An easier way of doing it without having to remember the \Q and \E escape sequences is to use Pattern.quote()

"[123".matches(Pattern.quote("[") + "123"); // returns true

Matching a backslash[edit | edit source]

If you want to match a backslash in your regular expression, you'll have to escape it.

Backslash is an escape character in regular expressions. You can use '\\' to refer to a single backslash in a regular expression.

However, backslash is also an escape character in Java literal strings. To make a regular expression from a string literal, you have to escape each of its backslashes. In a string literal '\\\\' can be used to create a regular expression with '\\', which in turn can match '\'.

For example, consider matching strings like "C:\dir\myfile.txt". A regular expression ([A-Za-z]):\\(.*) will match, and provide the drive letter as a capturing group. Note the doubled backslash.

To express that pattern in a Java string literal, each of the backslashes in the regular expression needs to be escaped.

    String path = "C:\\dir\\myfile.txt";
    System.out.println( "Local path: " + path ); // "C:\dir\myfile.txt"

    String regex = "([A-Za-z]):\\\\.*"; // Four to match one
    System.out.println("Regex:      " + regex ); // "([A-Za-z]):\\(.*)"

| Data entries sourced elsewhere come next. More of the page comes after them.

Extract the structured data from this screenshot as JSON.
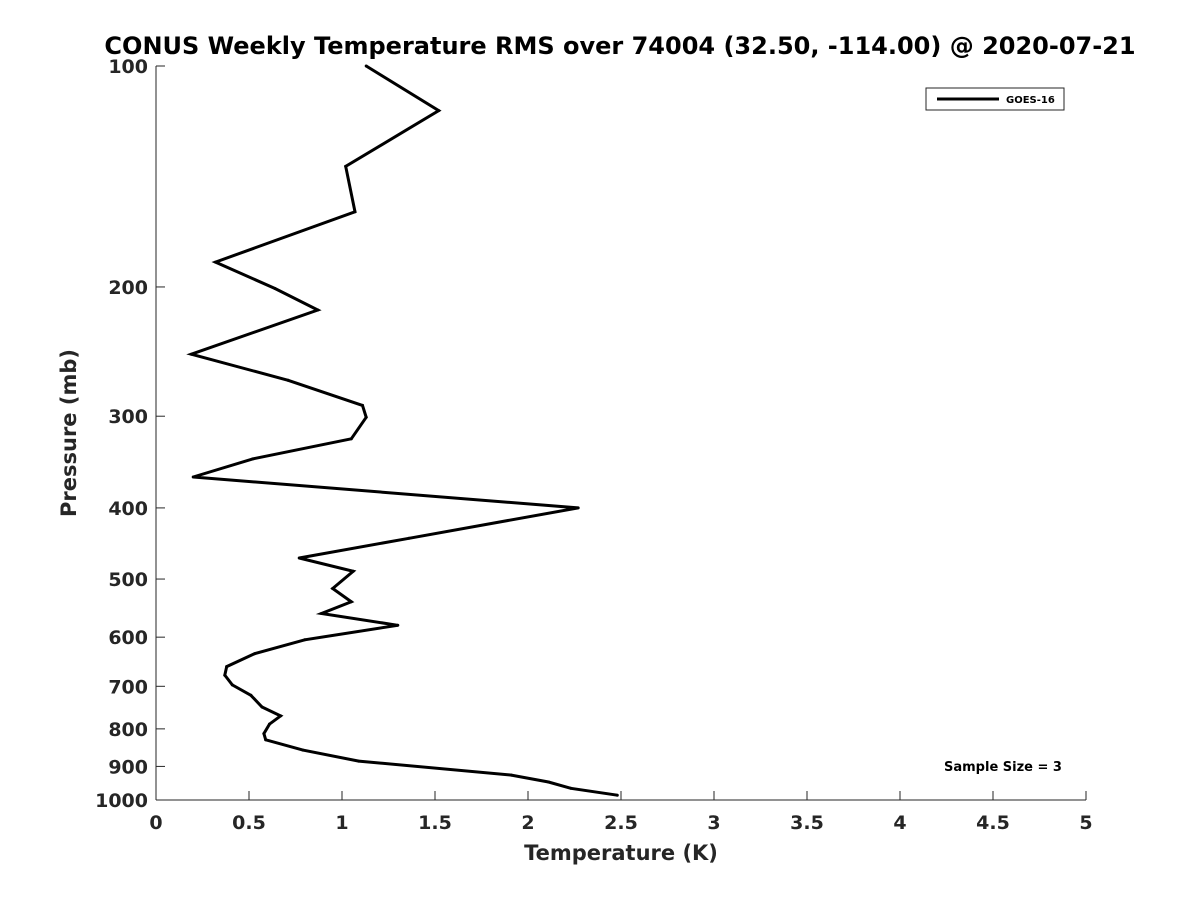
{
  "chart_data": {
    "type": "line",
    "title": "CONUS Weekly Temperature RMS over 74004 (32.50, -114.00) @ 2020-07-21",
    "xlabel": "Temperature (K)",
    "ylabel": "Pressure (mb)",
    "xlim": [
      0,
      5
    ],
    "ylim": [
      100,
      1000
    ],
    "y_scale": "log",
    "y_reversed": true,
    "grid": false,
    "legend_position": "top-right",
    "x_ticks": [
      {
        "value": 0,
        "label": "0"
      },
      {
        "value": 0.5,
        "label": "0.5"
      },
      {
        "value": 1,
        "label": "1"
      },
      {
        "value": 1.5,
        "label": "1.5"
      },
      {
        "value": 2,
        "label": "2"
      },
      {
        "value": 2.5,
        "label": "2.5"
      },
      {
        "value": 3,
        "label": "3"
      },
      {
        "value": 3.5,
        "label": "3.5"
      },
      {
        "value": 4,
        "label": "4"
      },
      {
        "value": 4.5,
        "label": "4.5"
      },
      {
        "value": 5,
        "label": "5"
      }
    ],
    "y_ticks": [
      {
        "value": 100,
        "label": "100"
      },
      {
        "value": 200,
        "label": "200"
      },
      {
        "value": 300,
        "label": "300"
      },
      {
        "value": 400,
        "label": "400"
      },
      {
        "value": 500,
        "label": "500"
      },
      {
        "value": 600,
        "label": "600"
      },
      {
        "value": 700,
        "label": "700"
      },
      {
        "value": 800,
        "label": "800"
      },
      {
        "value": 900,
        "label": "900"
      },
      {
        "value": 1000,
        "label": "1000"
      }
    ],
    "annotation": "Sample Size = 3",
    "series": [
      {
        "name": "GOES-16",
        "color": "#000000",
        "points": [
          {
            "x": 1.13,
            "y": 100
          },
          {
            "x": 1.52,
            "y": 115
          },
          {
            "x": 1.02,
            "y": 137
          },
          {
            "x": 1.07,
            "y": 158
          },
          {
            "x": 0.32,
            "y": 185
          },
          {
            "x": 0.64,
            "y": 201
          },
          {
            "x": 0.87,
            "y": 215
          },
          {
            "x": 0.19,
            "y": 247
          },
          {
            "x": 0.71,
            "y": 268
          },
          {
            "x": 1.11,
            "y": 290
          },
          {
            "x": 1.13,
            "y": 301
          },
          {
            "x": 1.05,
            "y": 322
          },
          {
            "x": 0.52,
            "y": 343
          },
          {
            "x": 0.2,
            "y": 363
          },
          {
            "x": 2.27,
            "y": 400
          },
          {
            "x": 1.36,
            "y": 440
          },
          {
            "x": 0.77,
            "y": 468
          },
          {
            "x": 1.06,
            "y": 488
          },
          {
            "x": 0.95,
            "y": 515
          },
          {
            "x": 1.05,
            "y": 537
          },
          {
            "x": 0.89,
            "y": 557
          },
          {
            "x": 1.3,
            "y": 578
          },
          {
            "x": 0.8,
            "y": 605
          },
          {
            "x": 0.53,
            "y": 632
          },
          {
            "x": 0.38,
            "y": 658
          },
          {
            "x": 0.37,
            "y": 676
          },
          {
            "x": 0.41,
            "y": 697
          },
          {
            "x": 0.51,
            "y": 720
          },
          {
            "x": 0.57,
            "y": 747
          },
          {
            "x": 0.67,
            "y": 768
          },
          {
            "x": 0.61,
            "y": 788
          },
          {
            "x": 0.58,
            "y": 812
          },
          {
            "x": 0.59,
            "y": 828
          },
          {
            "x": 0.79,
            "y": 855
          },
          {
            "x": 1.09,
            "y": 885
          },
          {
            "x": 1.91,
            "y": 925
          },
          {
            "x": 2.11,
            "y": 945
          },
          {
            "x": 2.23,
            "y": 964
          },
          {
            "x": 2.48,
            "y": 985
          }
        ]
      }
    ]
  }
}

    Pattern pattern = Pattern.compile( regex );
    Matcher matcher = pattern.matcher( path );
    if ( matcher.matches()) {
        System.out.println( "This path is on drive " + 1 ) + ":.");
        // This path is on drive C:.

If you want to match two backslashes, you'll find yourself using eight in a literal string, to represent four in the regular expression, to match two.

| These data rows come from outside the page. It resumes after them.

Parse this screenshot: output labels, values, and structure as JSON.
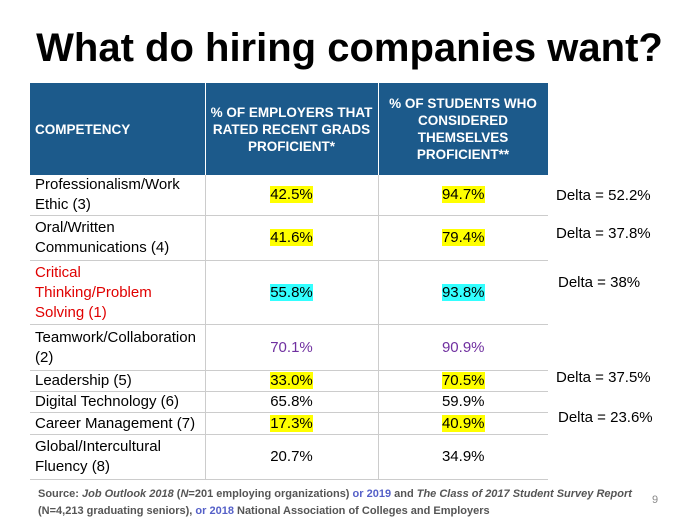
{
  "title": "What do hiring companies want?",
  "table": {
    "header": [
      "COMPETENCY",
      "% OF EMPLOYERS THAT RATED RECENT GRADS PROFICIENT*",
      "% OF STUDENTS WHO CONSIDERED THEMSELVES PROFICIENT**"
    ],
    "rows": [
      [
        "Professionalism/Work Ethic (3)",
        "42.5%",
        "94.7%"
      ],
      [
        "Oral/Written Communications (4)",
        "41.6%",
        "79.4%"
      ],
      [
        "Critical Thinking/Problem Solving (1)",
        "55.8%",
        "93.8%"
      ],
      [
        "Teamwork/Collaboration (2)",
        "70.1%",
        "90.9%"
      ],
      [
        "Leadership (5)",
        "33.0%",
        "70.5%"
      ],
      [
        "Digital Technology (6)",
        "65.8%",
        "59.9%"
      ],
      [
        "Career Management (7)",
        "17.3%",
        "40.9%"
      ],
      [
        "Global/Intercultural Fluency (8)",
        "20.7%",
        "34.9%"
      ]
    ]
  },
  "deltas": [
    "Delta = 52.2%",
    "Delta = 37.8%",
    "Delta = 38%",
    "Delta = 37.5%",
    "Delta = 23.6%"
  ],
  "source": {
    "line1": [
      "Source: ",
      "Job Outlook 2018",
      " (",
      "N",
      "=201 employing organizations) ",
      "or 2019",
      " and ",
      "The Class of 2017 Student Survey Report"
    ],
    "line2": [
      "(N=4,213 graduating seniors), ",
      "or 2018",
      " National Association of Colleges and Employers"
    ]
  },
  "page_number": "9"
}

    String path = "\\\\myhost\\share\\myfile.txt";
    System.out.println( "UNC path: " + path ); // \\myhost\share\myfile.txt"

    String regex = "\\\\\\\\(.+?)\\\\(.*)"; // Eight to match two
    System.out.println("Regex:    " + regex ); // \\\\(.+?)\\(.*) 

    Pattern pattern = Pattern.compile( regex );
    Matcher matcher = pattern.matcher( path );

    if ( matcher.matches()) {
        System.out.println( "This path is on host '" + 1 ) + "'.");
        // This path is on host 'myhost'.